The Blog

  • October 16, 2015
  • Lighting up Process

    I’ve been saying for a while that we’re heading toward an era when process dominates and traditional transactions become just one part of those processes. Now, you might say that’s the way it’s always been and I won’t disagree. But historically, processes were more or less managed by employees who used information systems to inform their decision-making and the result was recorded as a transaction.

    Today we are increasingly asking our machines to run the show and that’s fine but too often we expect the old systems that supported employee mediated processes to support customers. It’s a bad idea too because in my research, one of the greatest sources of customer unhappiness is a process that crashed because the customer didn’t know enough to use the transaction support system properly. Truth be told, Einstein might not be able to fathom some of these older systems and I know he’d be one of the first to complain. He once said repeating the same action expecting a different result is the definition of madness. So I wouldn’t expect old Mr. Relativity to take more than one crack at some of the transaction support systems out there today.

    But there’s all kind of good news for process devotes like me these days. Two major customer facing processes have gotten the support they need and are writing CRM history—CPQ and Incentive Compensation. Another, the loyalty process is on the horizon.

    CPQ

    Like many of today’s star processes, CPQ was a totally manual thing for a long time and it involved many spreadsheets. There were sheets for products and price lists, sheets for discount structures, and of course, proposals were generated on spreadsheets too. CPQ was a manual task that many sales reps found ways around that ultimately cost their companies money. For instance rather than generating new quotes for each customer, sometimes a rep in a hurry would change a few particulars on another quote and have something. This often took no notice of delicacies like one customer’s discount level against another’s. Sometimes prices changed and the changes weren’t reflected in the cloned proposals. Ooops!

    It goes on and on but it’s nice to know that those days are in the past for any company that uses a modern CPQ system. Better yet, CPQ systems make it easy to include the boss in a workflow to check the discounts and configurations. So with all this CPQ became a process rather than just a bunch of loosely tied spreadsheets.

    Incentive Compensation

    The biggest change in processes, I believe, comes in the incentive compensation space. Here’s a process that started in the back office and completely morphed before becoming a sales tool. Compensation was largely a financial department thing handled by the CFO’s team at the end of a quarter. They tallied up sales and cut checks and sometimes there was broad agreement between the back office and the sales reps. Other times, the reps found errors and were upset.

    When automation took over it became very easy to come up with numbers at the end of quarters that everyone accepted. Incentive compensation systems replaced the overlapping spreadsheets that sales managers used to record attainment and incentivize reps, as well as the spreadsheets that the reps kept, often called shadow accounting.

    Then something really interesting happened. Sales managers realized they could proactively plan the quarter or even the year using what had only been a retrospective financial and accounting tool.

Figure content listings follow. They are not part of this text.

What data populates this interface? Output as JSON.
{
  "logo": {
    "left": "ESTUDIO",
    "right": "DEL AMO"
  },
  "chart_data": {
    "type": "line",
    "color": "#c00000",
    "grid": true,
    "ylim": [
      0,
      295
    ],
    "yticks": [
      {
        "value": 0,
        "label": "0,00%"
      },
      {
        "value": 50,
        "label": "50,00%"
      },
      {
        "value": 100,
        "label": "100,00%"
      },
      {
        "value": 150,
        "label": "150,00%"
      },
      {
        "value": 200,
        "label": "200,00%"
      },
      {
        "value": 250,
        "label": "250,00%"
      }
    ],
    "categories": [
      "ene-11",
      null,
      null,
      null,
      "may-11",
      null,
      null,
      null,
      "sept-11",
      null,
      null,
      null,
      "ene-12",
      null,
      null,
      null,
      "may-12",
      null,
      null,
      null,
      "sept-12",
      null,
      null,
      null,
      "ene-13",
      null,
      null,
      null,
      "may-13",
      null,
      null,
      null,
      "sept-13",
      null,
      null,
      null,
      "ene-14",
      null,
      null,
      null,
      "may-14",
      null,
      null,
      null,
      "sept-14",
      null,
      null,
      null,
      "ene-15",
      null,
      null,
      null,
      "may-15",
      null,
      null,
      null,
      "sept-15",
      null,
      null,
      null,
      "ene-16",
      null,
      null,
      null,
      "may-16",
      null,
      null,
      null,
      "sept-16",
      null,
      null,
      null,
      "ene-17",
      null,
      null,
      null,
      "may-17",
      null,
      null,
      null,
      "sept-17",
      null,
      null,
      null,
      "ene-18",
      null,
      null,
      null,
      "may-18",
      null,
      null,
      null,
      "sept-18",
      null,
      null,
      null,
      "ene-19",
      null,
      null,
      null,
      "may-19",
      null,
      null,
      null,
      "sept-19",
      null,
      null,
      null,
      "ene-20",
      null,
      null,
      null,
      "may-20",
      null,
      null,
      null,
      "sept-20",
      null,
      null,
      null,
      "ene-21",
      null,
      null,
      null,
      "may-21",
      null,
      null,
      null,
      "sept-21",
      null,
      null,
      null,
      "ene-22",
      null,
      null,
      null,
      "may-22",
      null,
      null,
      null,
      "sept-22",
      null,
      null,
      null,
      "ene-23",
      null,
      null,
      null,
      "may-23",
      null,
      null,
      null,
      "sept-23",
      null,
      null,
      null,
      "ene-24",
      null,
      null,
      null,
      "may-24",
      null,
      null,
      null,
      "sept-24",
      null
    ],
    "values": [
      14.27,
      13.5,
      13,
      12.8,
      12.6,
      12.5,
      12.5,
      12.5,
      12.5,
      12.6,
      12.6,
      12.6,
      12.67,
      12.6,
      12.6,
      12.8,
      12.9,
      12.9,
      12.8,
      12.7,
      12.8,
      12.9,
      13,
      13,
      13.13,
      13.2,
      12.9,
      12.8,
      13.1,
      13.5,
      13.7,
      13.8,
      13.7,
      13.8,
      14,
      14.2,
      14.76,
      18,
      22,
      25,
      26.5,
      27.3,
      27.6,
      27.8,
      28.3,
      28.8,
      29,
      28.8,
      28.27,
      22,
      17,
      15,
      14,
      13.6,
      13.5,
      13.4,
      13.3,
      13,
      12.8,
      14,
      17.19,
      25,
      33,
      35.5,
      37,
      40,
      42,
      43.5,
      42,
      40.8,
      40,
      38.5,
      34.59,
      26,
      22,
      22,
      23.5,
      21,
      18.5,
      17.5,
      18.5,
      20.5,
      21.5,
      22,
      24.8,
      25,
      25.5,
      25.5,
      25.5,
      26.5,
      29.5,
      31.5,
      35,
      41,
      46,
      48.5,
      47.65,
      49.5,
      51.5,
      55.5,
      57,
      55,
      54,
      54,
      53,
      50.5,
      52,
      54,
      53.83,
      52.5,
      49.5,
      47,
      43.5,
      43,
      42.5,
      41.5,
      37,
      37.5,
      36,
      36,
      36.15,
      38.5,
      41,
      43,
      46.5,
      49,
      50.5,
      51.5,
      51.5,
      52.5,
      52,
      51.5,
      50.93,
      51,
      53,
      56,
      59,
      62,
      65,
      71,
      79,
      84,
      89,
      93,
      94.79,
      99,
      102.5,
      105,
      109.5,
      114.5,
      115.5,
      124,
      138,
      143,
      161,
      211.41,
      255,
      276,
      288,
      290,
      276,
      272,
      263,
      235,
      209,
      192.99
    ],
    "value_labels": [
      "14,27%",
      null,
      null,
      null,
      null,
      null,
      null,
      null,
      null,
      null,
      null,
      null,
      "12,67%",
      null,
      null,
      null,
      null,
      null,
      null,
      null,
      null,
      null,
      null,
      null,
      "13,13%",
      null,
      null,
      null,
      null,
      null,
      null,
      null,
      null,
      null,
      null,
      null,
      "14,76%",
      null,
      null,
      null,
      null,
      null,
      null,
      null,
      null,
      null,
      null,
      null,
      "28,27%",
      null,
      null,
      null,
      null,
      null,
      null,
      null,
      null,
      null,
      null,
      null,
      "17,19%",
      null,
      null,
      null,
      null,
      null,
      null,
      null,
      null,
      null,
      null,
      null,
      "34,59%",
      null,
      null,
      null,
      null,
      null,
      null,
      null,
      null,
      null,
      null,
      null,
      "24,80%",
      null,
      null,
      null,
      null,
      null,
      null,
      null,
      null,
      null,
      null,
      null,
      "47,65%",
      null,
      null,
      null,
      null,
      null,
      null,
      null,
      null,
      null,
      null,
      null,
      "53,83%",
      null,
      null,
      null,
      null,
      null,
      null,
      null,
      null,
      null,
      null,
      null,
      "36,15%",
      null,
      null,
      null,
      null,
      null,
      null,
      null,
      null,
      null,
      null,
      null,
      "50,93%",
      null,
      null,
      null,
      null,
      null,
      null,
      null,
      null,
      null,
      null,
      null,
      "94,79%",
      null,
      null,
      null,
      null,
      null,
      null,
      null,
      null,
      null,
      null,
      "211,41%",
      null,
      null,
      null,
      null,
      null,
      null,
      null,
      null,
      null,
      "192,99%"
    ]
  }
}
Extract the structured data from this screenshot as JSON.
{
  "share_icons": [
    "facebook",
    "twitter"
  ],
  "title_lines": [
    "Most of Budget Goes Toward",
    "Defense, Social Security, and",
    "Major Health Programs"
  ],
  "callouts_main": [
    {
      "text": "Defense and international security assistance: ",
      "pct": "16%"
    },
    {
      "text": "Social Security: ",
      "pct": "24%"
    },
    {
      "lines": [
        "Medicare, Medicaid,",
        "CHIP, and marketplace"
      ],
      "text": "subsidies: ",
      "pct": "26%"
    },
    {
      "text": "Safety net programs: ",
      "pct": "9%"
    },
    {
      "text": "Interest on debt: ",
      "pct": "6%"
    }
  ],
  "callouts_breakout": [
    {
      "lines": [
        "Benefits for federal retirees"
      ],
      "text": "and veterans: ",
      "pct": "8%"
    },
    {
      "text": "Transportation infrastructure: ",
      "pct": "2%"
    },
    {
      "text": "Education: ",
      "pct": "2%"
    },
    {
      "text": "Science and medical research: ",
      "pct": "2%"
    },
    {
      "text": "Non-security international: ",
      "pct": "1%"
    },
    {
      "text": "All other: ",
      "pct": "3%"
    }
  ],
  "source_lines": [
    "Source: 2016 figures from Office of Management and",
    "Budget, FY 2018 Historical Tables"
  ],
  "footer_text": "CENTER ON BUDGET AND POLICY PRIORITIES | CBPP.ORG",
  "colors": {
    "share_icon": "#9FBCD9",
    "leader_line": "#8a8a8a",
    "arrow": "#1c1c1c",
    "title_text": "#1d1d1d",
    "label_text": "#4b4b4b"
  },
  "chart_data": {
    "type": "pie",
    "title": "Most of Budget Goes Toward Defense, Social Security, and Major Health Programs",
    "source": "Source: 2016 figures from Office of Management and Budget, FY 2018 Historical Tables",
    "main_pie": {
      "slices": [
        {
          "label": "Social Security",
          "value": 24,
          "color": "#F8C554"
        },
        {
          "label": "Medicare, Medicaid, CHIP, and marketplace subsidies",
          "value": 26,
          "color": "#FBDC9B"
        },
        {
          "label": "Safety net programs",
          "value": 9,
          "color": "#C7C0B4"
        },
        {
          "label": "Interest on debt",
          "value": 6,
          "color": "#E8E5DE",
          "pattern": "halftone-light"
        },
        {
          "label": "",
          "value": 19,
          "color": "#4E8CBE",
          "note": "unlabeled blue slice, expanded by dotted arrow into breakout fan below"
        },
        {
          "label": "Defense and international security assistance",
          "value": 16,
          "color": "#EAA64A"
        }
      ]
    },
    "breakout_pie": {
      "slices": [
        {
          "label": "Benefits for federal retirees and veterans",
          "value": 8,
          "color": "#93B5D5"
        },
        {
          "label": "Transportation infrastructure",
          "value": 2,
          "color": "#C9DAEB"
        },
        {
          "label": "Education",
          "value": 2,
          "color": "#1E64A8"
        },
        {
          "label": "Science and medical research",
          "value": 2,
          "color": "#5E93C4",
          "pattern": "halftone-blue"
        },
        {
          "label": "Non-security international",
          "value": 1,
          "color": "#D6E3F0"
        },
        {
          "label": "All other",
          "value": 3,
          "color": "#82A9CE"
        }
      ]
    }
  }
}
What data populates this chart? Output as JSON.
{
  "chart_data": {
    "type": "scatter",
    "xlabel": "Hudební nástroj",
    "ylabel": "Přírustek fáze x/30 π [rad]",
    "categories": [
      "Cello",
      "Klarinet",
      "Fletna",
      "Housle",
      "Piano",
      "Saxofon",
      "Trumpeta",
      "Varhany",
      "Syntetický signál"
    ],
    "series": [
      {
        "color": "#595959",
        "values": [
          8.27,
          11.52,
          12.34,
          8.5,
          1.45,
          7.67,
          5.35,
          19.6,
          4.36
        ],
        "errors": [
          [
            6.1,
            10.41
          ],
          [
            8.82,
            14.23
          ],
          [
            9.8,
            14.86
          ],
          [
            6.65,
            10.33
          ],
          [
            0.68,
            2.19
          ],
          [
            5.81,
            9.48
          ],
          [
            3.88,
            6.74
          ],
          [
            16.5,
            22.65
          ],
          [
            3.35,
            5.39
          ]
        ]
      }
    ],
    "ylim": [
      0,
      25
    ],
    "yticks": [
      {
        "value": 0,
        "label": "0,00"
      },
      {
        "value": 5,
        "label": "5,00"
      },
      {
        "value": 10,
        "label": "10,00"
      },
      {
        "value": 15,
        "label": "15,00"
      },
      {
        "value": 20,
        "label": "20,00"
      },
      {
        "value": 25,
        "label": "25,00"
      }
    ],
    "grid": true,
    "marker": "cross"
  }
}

Not only that but they were also able to more finely tune incentives. Early comp plans stressed a dollar value for making quota but with a real system, managers found they could assign goals by product, profitability, or just plain revenue if they wanted to. The point is they suddenly had the ability to customize the ways they managed people.

    We’re a long way from being done with this conversion too. Process centric systems like CPQ and Incentive compensation are becoming the places where back office meets front. CPQ is most effective when it can easily access back office data about what products a customer already has, the master product and price list, and the customer’s payment history. Incentive compensation can do a better job when it can integrate employee data from HCM systems, for instance.

    In all of this we can see a discussion starting about the incentive process or the quoting process and not simply getting the goals and objectives or a quote out the door. That’s progress because it gets us closer to being in some very important moments of truth with our customers and our employees. What’s next? I am thinking a lot about a customer loyalty process these days. Loyalty is too often associated with a transaction—you buy, I give something, a “reward” in return—which I think is wrong because it doesn’t really promote loyalty. If what you want is some way of assuring yourself that a customer will behave loyally even when you aren’t giving something away, then you need to seriously rethink it. Hint: Apple doesn’t give rewards or discounts but its customers are among the most loyal. Why? That’s a story for another time.